Island Updates

Visiting with Ecologist Bernd Heinrich

Post by Chloe Tremper, Science Educator

Enjoying the views on Hurricane

This past weekend, we had the honor of hosting Bernd Heinrich and his partner Lynn Jennings on island.  Bernd is a well-known naturalist, ultrarunner, and author of over 20 books including Mind of the Raven, Winter World, and Why We Run.  He has been a runner for most of his life but got into ultra running after he turned 40.  He won his first 100k in 1981 with a time of 6:38:21, which was an American record at the time.  He has also held American track records for the 100k, 100 miles, and 24 hour races and holds American ultra records in three age divisions.  Bernd is a professor emeritus at UVM and still teaches a winter ecology course at his cabin in western Maine for a week each January, which is how we got him here on Hurricane.  Chloe, one of our science educators, TAed his winter ecology course and invited him & Lynn to visit. 

We were incredibly lucky to have Lynn out on island as well. Lynn is one of the most accomplished women’s long distance runners in American history.  She is an Olympic medalist (bronze in the 10k at the 1992 games in Barcelona), has won more U.S. women’s cross-country titles than anyone in history, and holds the world record for the indoor 5,000m.  While Lynn is retired from running professionally, she still runs daily and works as the Running Program Director and Coach for the Craftsbury Outdoor Center in Vermont.  

Climbing the spruce trees

As you can imagine, our staff had a blast spending time with these two amazing and humble people. Their two days on Hurricane were chock full of running, exploring, lobstering, nest hunting, writing, tree climbing, cookouts and more.  Lynn even held an informal running workshop for a few of our staff to improve their running form!

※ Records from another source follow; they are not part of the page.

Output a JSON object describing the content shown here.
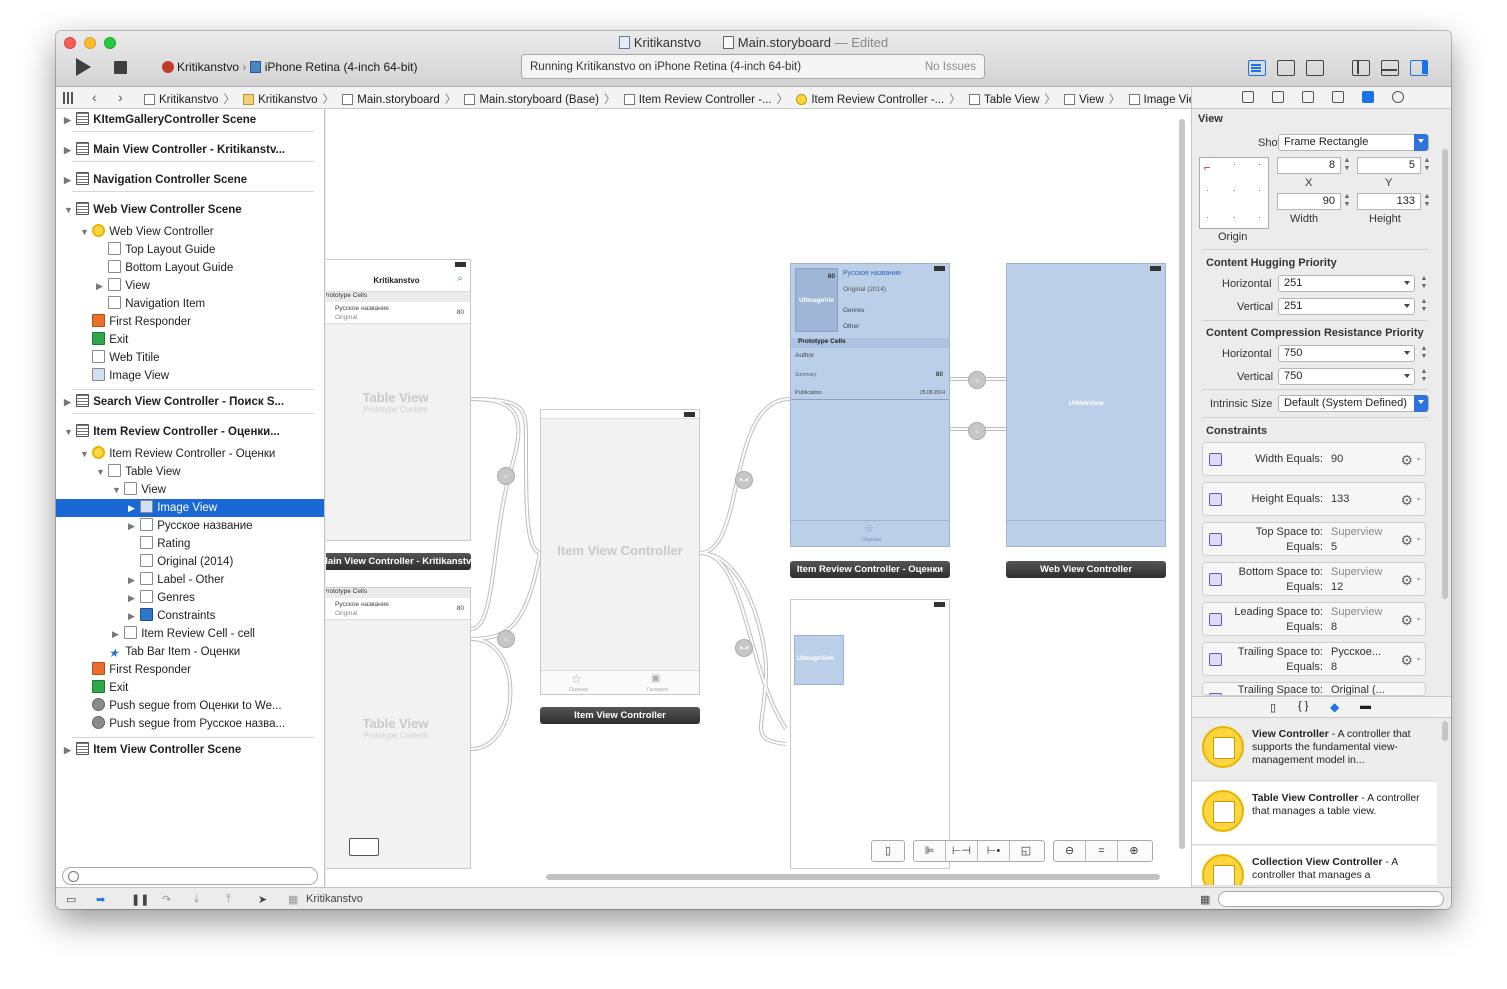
{
  "window": {
    "project": "Kritikanstvo",
    "file": "Main.storyboard",
    "edited": "— Edited"
  },
  "toolbar": {
    "scheme": "Kritikanstvo",
    "device": "iPhone Retina (4-inch 64-bit)",
    "activity": "Running Kritikanstvo on iPhone Retina (4-inch 64-bit)",
    "issues": "No Issues"
  },
  "jumpbar": [
    "Kritikanstvo",
    "Kritikanstvo",
    "Main.storyboard",
    "Main.storyboard (Base)",
    "Item Review Controller -...",
    "Item Review Controller -...",
    "Table View",
    "View",
    "Image View"
  ],
  "outline": [
    {
      "label": "KItemGalleryController Scene",
      "scene": true
    },
    {
      "label": "Main View Controller - Kritikanstv...",
      "scene": true
    },
    {
      "label": "Navigation Controller Scene",
      "scene": true
    },
    {
      "label": "Web View Controller Scene",
      "scene": true
    },
    {
      "label": "Web View Controller"
    },
    {
      "label": "Top Layout Guide"
    },
    {
      "label": "Bottom Layout Guide"
    },
    {
      "label": "View"
    },
    {
      "label": "Navigation Item"
    },
    {
      "label": "First Responder"
    },
    {
      "label": "Exit"
    },
    {
      "label": "Web Titile"
    },
    {
      "label": "Image View"
    },
    {
      "label": "Search View Controller - Поиск S...",
      "scene": true
    },
    {
      "label": "Item Review Controller - Оценки...",
      "scene": true
    },
    {
      "label": "Item Review Controller - Оценки"
    },
    {
      "label": "Table View"
    },
    {
      "label": "View"
    },
    {
      "label": "Image View",
      "selected": true
    },
    {
      "label": "Русское название"
    },
    {
      "label": "Rating"
    },
    {
      "label": "Original (2014)"
    },
    {
      "label": "Label - Other"
    },
    {
      "label": "Genres"
    },
    {
      "label": "Constraints"
    },
    {
      "label": "Item Review Cell - cell"
    },
    {
      "label": "Tab Bar Item - Оценки"
    },
    {
      "label": "First Responder"
    },
    {
      "label": "Exit"
    },
    {
      "label": "Push segue from Оценки to We..."
    },
    {
      "label": "Push segue from Русское назва..."
    },
    {
      "label": "Item View Controller Scene",
      "scene": true
    }
  ],
  "canvas": {
    "main_nav_title": "Kritikanstvo",
    "prototype_cells": "Prototype Cells",
    "cell_title": "Русское название",
    "cell_sub": "Original",
    "cell_num": "80",
    "table_view": "Table View",
    "prototype_content": "Prototype Content",
    "item_view_controller": "Item View Controller",
    "tab1": "Оценки",
    "tab2": "Галерея",
    "label_main": "Main View Controller - Kritikanstvo",
    "label_item": "Item View Controller",
    "label_review": "Item Review Controller - Оценки",
    "label_web": "Web View Controller",
    "review": {
      "num": "80",
      "img": "UIImageVie",
      "title": "Русское название",
      "orig": "Original (2014)",
      "genres": "Genres",
      "other": "Other",
      "proto": "Prototype Cells",
      "author": "Author",
      "summary": "Summary",
      "rating": "80",
      "publication": "Publication",
      "date": "25.08.2014",
      "tab": "Оценки"
    },
    "webview": "UIWebView",
    "imageview": "UIImageView"
  },
  "inspector": {
    "title": "View",
    "show_label": "Show",
    "show_value": "Frame Rectangle",
    "x": "8",
    "y": "5",
    "x_label": "X",
    "y_label": "Y",
    "width": "90",
    "height": "133",
    "width_label": "Width",
    "height_label": "Height",
    "origin": "Origin",
    "hug_title": "Content Hugging Priority",
    "horizontal": "Horizontal",
    "vertical": "Vertical",
    "hug_h": "251",
    "hug_v": "251",
    "comp_title": "Content Compression Resistance Priority",
    "comp_h": "750",
    "comp_v": "750",
    "intrinsic_label": "Intrinsic Size",
    "intrinsic_value": "Default (System Defined)",
    "constraints_title": "Constraints",
    "constraints": [
      {
        "a": "Width Equals:",
        "b": "90",
        "two": false
      },
      {
        "a": "Height Equals:",
        "b": "133",
        "two": false
      },
      {
        "a": "Top Space to:",
        "a2": "Superview",
        "b": "Equals:",
        "b2": "5",
        "two": true
      },
      {
        "a": "Bottom Space to:",
        "a2": "Superview",
        "b": "Equals:",
        "b2": "12",
        "two": true
      },
      {
        "a": "Leading Space to:",
        "a2": "Superview",
        "b": "Equals:",
        "b2": "8",
        "two": true
      },
      {
        "a": "Trailing Space to:",
        "a2": "Русское...",
        "b": "Equals:",
        "b2": "8",
        "two": true
      },
      {
        "a": "Trailing Space to:",
        "a2": "Original (...",
        "b": "",
        "b2": "",
        "two": true
      }
    ]
  },
  "library": [
    {
      "name": "View Controller",
      "desc": " - A controller that supports the fundamental view-management model in..."
    },
    {
      "name": "Table View Controller",
      "desc": " - A controller that manages a table view."
    },
    {
      "name": "Collection View Controller",
      "desc": " - A controller that manages a"
    }
  ],
  "debug": {
    "target": "Kritikanstvo"
  }
}
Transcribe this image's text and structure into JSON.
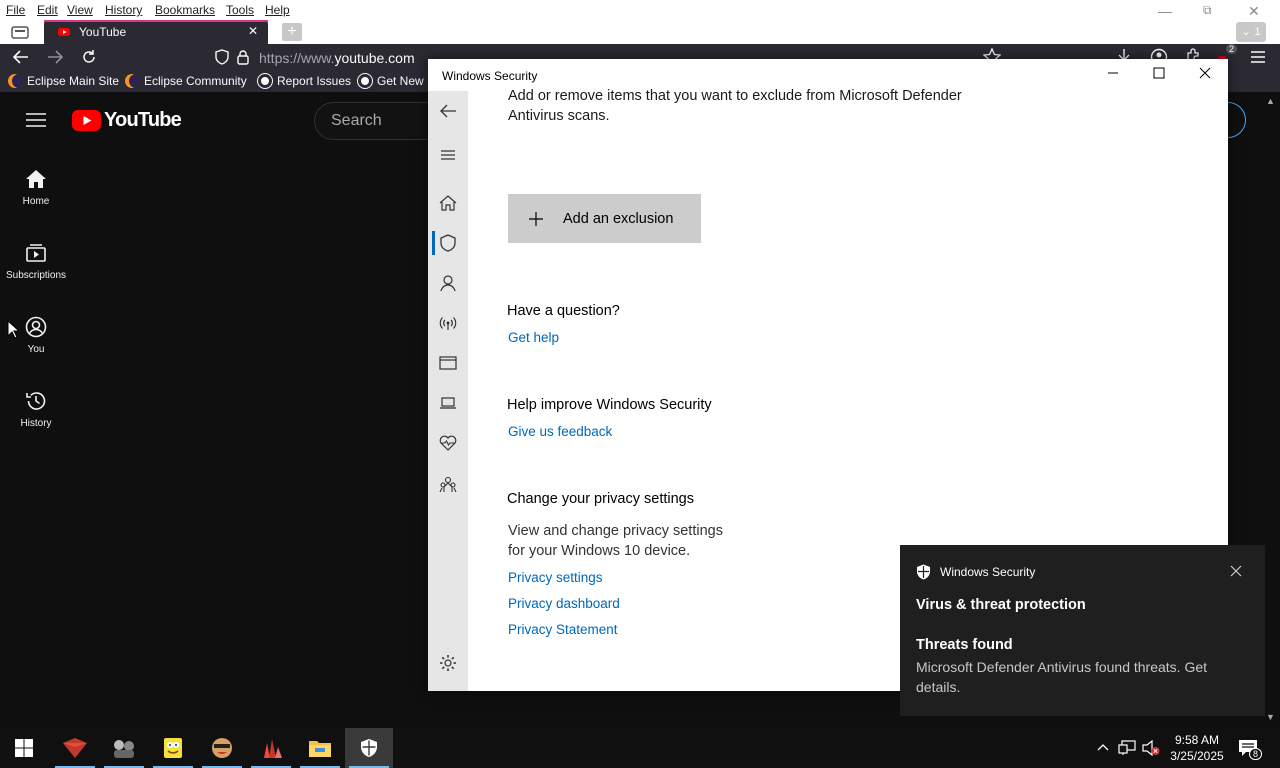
{
  "browser": {
    "menu": [
      "File",
      "Edit",
      "View",
      "History",
      "Bookmarks",
      "Tools",
      "Help"
    ],
    "tab_title": "YouTube",
    "url_prefix": "https://www.",
    "url_domain": "youtube.com",
    "bookmarks": [
      "Eclipse Main Site",
      "Eclipse Community",
      "Report Issues",
      "Get New I"
    ],
    "notification_count": "2",
    "tab_count": "1"
  },
  "youtube": {
    "logo_text": "YouTube",
    "search_placeholder": "Search",
    "sidebar": [
      {
        "label": "Home",
        "icon": "home-icon"
      },
      {
        "label": "Subscriptions",
        "icon": "subscriptions-icon"
      },
      {
        "label": "You",
        "icon": "you-icon"
      },
      {
        "label": "History",
        "icon": "history-icon"
      }
    ]
  },
  "windows_security": {
    "title": "Windows Security",
    "exclusion_description_line1": "Add or remove items that you want to exclude from Microsoft Defender",
    "exclusion_description_line2": "Antivirus scans.",
    "add_exclusion_label": "Add an exclusion",
    "question_heading": "Have a question?",
    "get_help_link": "Get help",
    "improve_heading": "Help improve Windows Security",
    "feedback_link": "Give us feedback",
    "privacy_heading": "Change your privacy settings",
    "privacy_text_line1": "View and change privacy settings",
    "privacy_text_line2": "for your Windows 10 device.",
    "privacy_links": [
      "Privacy settings",
      "Privacy dashboard",
      "Privacy Statement"
    ],
    "accent_color": "#0067b8"
  },
  "toast": {
    "app_name": "Windows Security",
    "title": "Virus & threat protection",
    "subtitle": "Threats found",
    "body_line1": "Microsoft Defender Antivirus found threats. Get",
    "body_line2": "details."
  },
  "taskbar": {
    "time": "9:58 AM",
    "date": "3/25/2025",
    "notification_count": "8"
  }
}
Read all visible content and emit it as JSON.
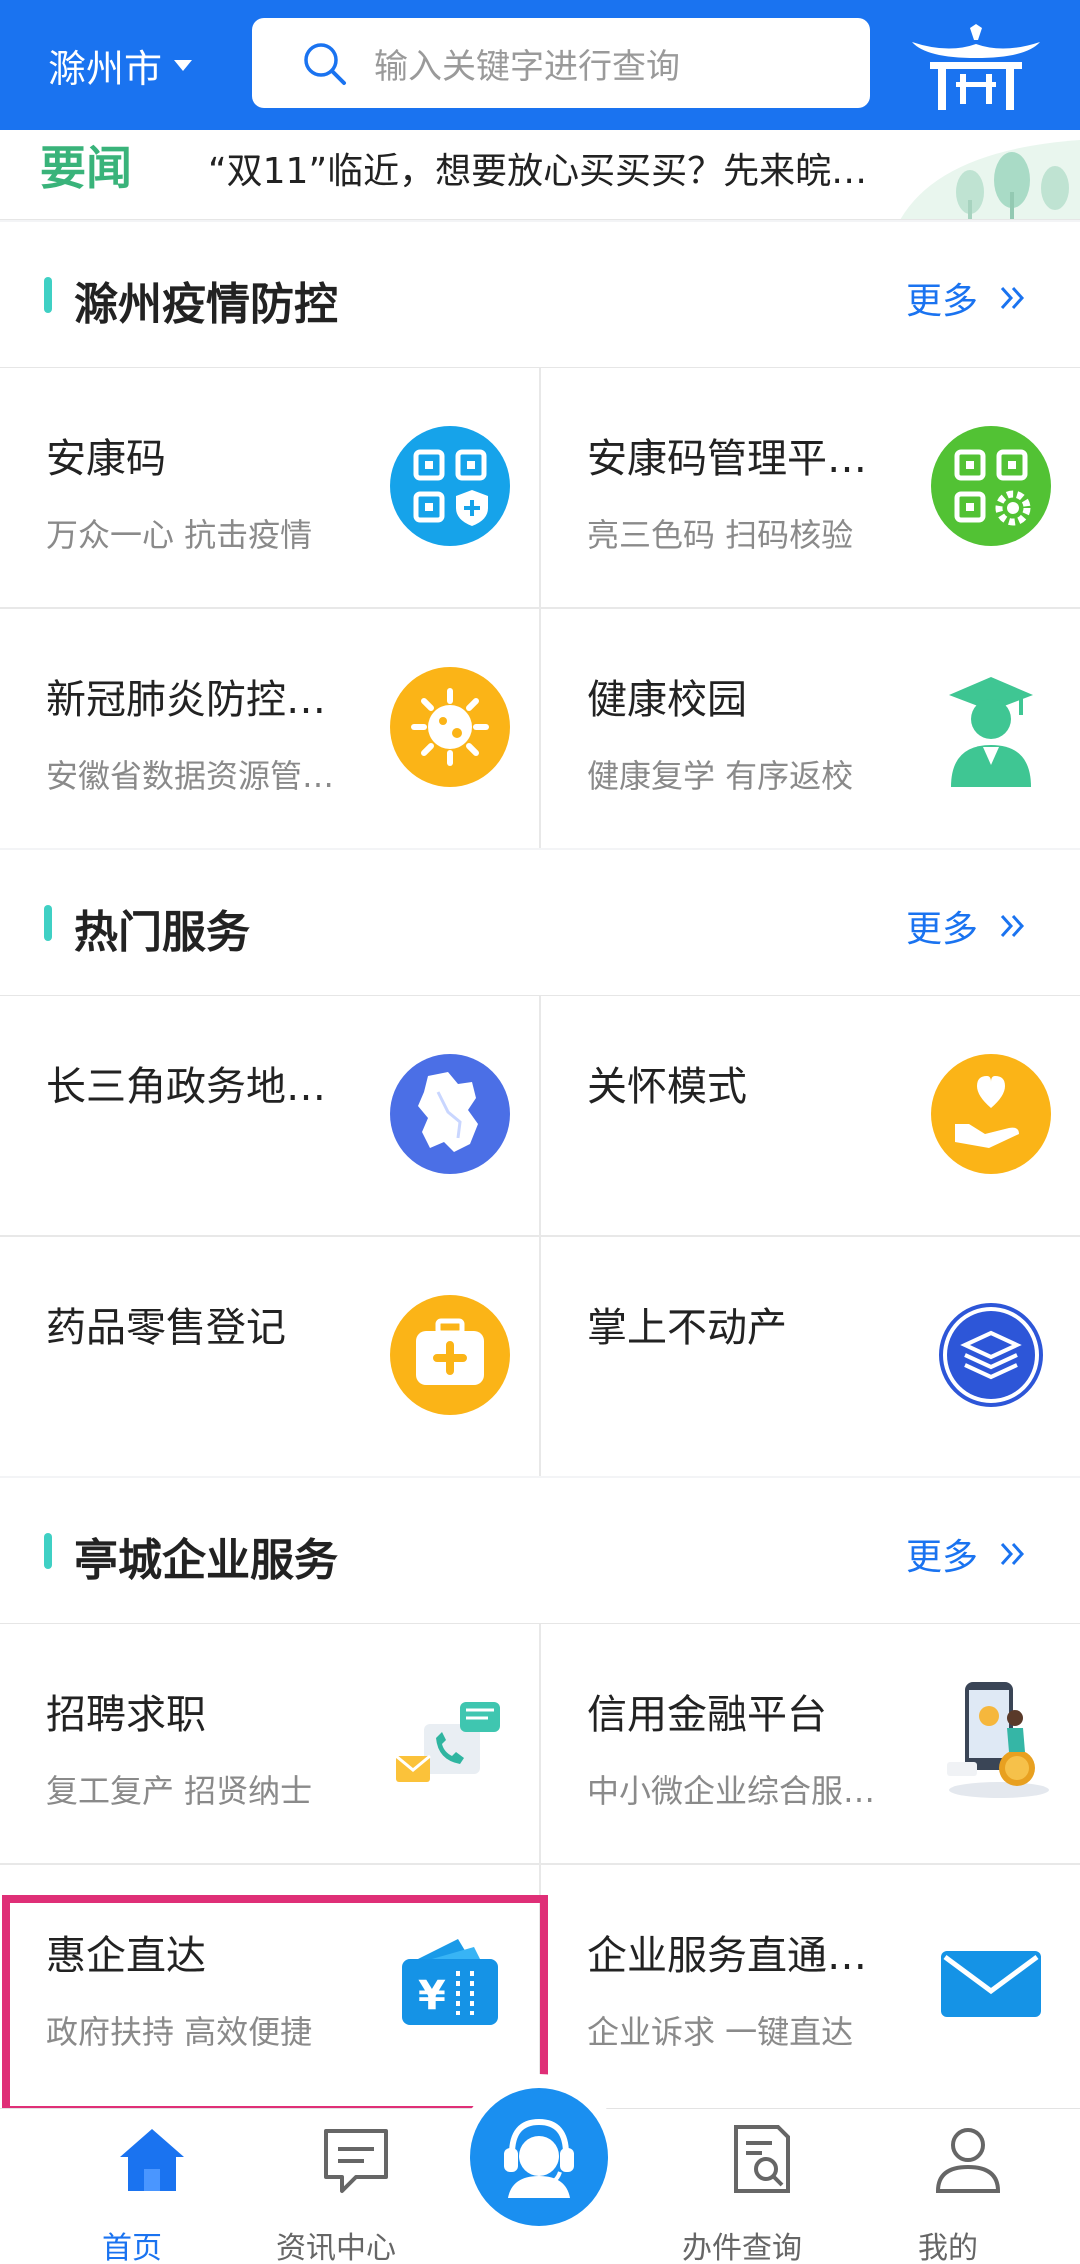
{
  "header": {
    "city": "滁州市",
    "search_placeholder": "输入关键字进行查询"
  },
  "ticker": {
    "tag": "要闻",
    "text": "“双11”临近，想要放心买买买？先来皖…"
  },
  "sections": [
    {
      "title": "滁州疫情防控",
      "more": "更多",
      "items": [
        {
          "name": "安康码",
          "sub": "万众一心 抗击疫情",
          "icon": "qr-shield-icon"
        },
        {
          "name": "安康码管理平…",
          "sub": "亮三色码 扫码核验",
          "icon": "qr-gear-icon"
        },
        {
          "name": "新冠肺炎防控…",
          "sub": "安徽省数据资源管…",
          "icon": "virus-icon"
        },
        {
          "name": "健康校园",
          "sub": "健康复学 有序返校",
          "icon": "graduate-icon"
        }
      ]
    },
    {
      "title": "热门服务",
      "more": "更多",
      "items": [
        {
          "name": "长三角政务地…",
          "sub": "",
          "icon": "map-icon"
        },
        {
          "name": "关怀模式",
          "sub": "",
          "icon": "care-heart-icon"
        },
        {
          "name": "药品零售登记",
          "sub": "",
          "icon": "medkit-icon"
        },
        {
          "name": "掌上不动产",
          "sub": "",
          "icon": "real-estate-icon"
        }
      ]
    },
    {
      "title": "亭城企业服务",
      "more": "更多",
      "items": [
        {
          "name": "招聘求职",
          "sub": "复工复产 招贤纳士",
          "icon": "recruit-icon"
        },
        {
          "name": "信用金融平台",
          "sub": "中小微企业综合服…",
          "icon": "credit-finance-icon"
        },
        {
          "name": "惠企直达",
          "sub": "政府扶持 高效便捷",
          "icon": "wallet-yuan-icon"
        },
        {
          "name": "企业服务直通…",
          "sub": "企业诉求 一键直达",
          "icon": "mail-icon"
        }
      ]
    }
  ],
  "nav": [
    {
      "label": "首页",
      "icon": "home-icon",
      "active": true
    },
    {
      "label": "资讯中心",
      "icon": "message-icon",
      "active": false
    },
    {
      "label": "",
      "icon": "customer-service-icon",
      "active": false
    },
    {
      "label": "办件查询",
      "icon": "doc-search-icon",
      "active": false
    },
    {
      "label": "我的",
      "icon": "user-icon",
      "active": false
    }
  ],
  "colors": {
    "brand_blue": "#1a73f0",
    "accent_teal": "#3fd0c4",
    "news_green": "#39b37a",
    "highlight_pink": "#df2f77"
  }
}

On Saturday evening, we all headed over to Vinalhaven where the Hurricane Island Foundation and the Vinalhaven Land Trust co-hosted a talk by Bernd.  Over 90 people showed up to hear Bernd speak about his American chestnut trees. 

Bernd speaks to a packed room in Vinalhaven

American chestnut trees used to dominate the forests of eastern North America up until the early 1900s. This was until chestnut blight arrived in North America – catching a ride on imported Asian chestnut trees arriving to plant nurseries around the U.S.  Within 50 years of its arrival, chestnut blight wiped out almost 4 billion chestnut trees across the east coast.  While a few American chestnut trees survive, most remain small and succumb to blight before they can flower and reproduce.

In the early 1980s, Bernd obtained and planted some American chestnut seeds on his property.  After ten or fifteen years passed, he noticed that his trees were beginning to flower and fruit – this caught him off guard as he had never expected his trees to successfully reproduce since most chestnuts planted today don’t.  The first few years of flowering and fruiting, he was uncertain that the trees were being pollinated because many of the fruits he was finding on the ground did not actually contain nuts.  He came to find out later that this was because chestnuts drop their dud fruits early and keep the successful ones on their branches until later in the season. 

Bernd then began to notice chestnut saplings popping up all over his forests.  Chestnuts have large, heavy nuts that are not very easily dispersed so he thought it curious to be finding seedlings showing up hundreds of yards from the mature chestnuts near his cabin.  After a season of watching wildlife visit his trees, he determined blue jays and red squirrels to be the main dispersers – watching jays fly away with mouths full of nuts and squirrels run off with one nut at a time to stockpile away.

Bernd’s American chestnuts are still thriving and some of the saplings in the forest are beginning to grow fairly large. Hopefully chestnut blight will not find its way to any of Bernd’s trees.  Want to plant some chestnut trees of your own? Check out the American Chestnut Foundation.

We are so grateful to Bernd and Lynn for coming out to Hurricane and sharing such a special weekend with us. We hope they will be back in the future with chestnut seeds!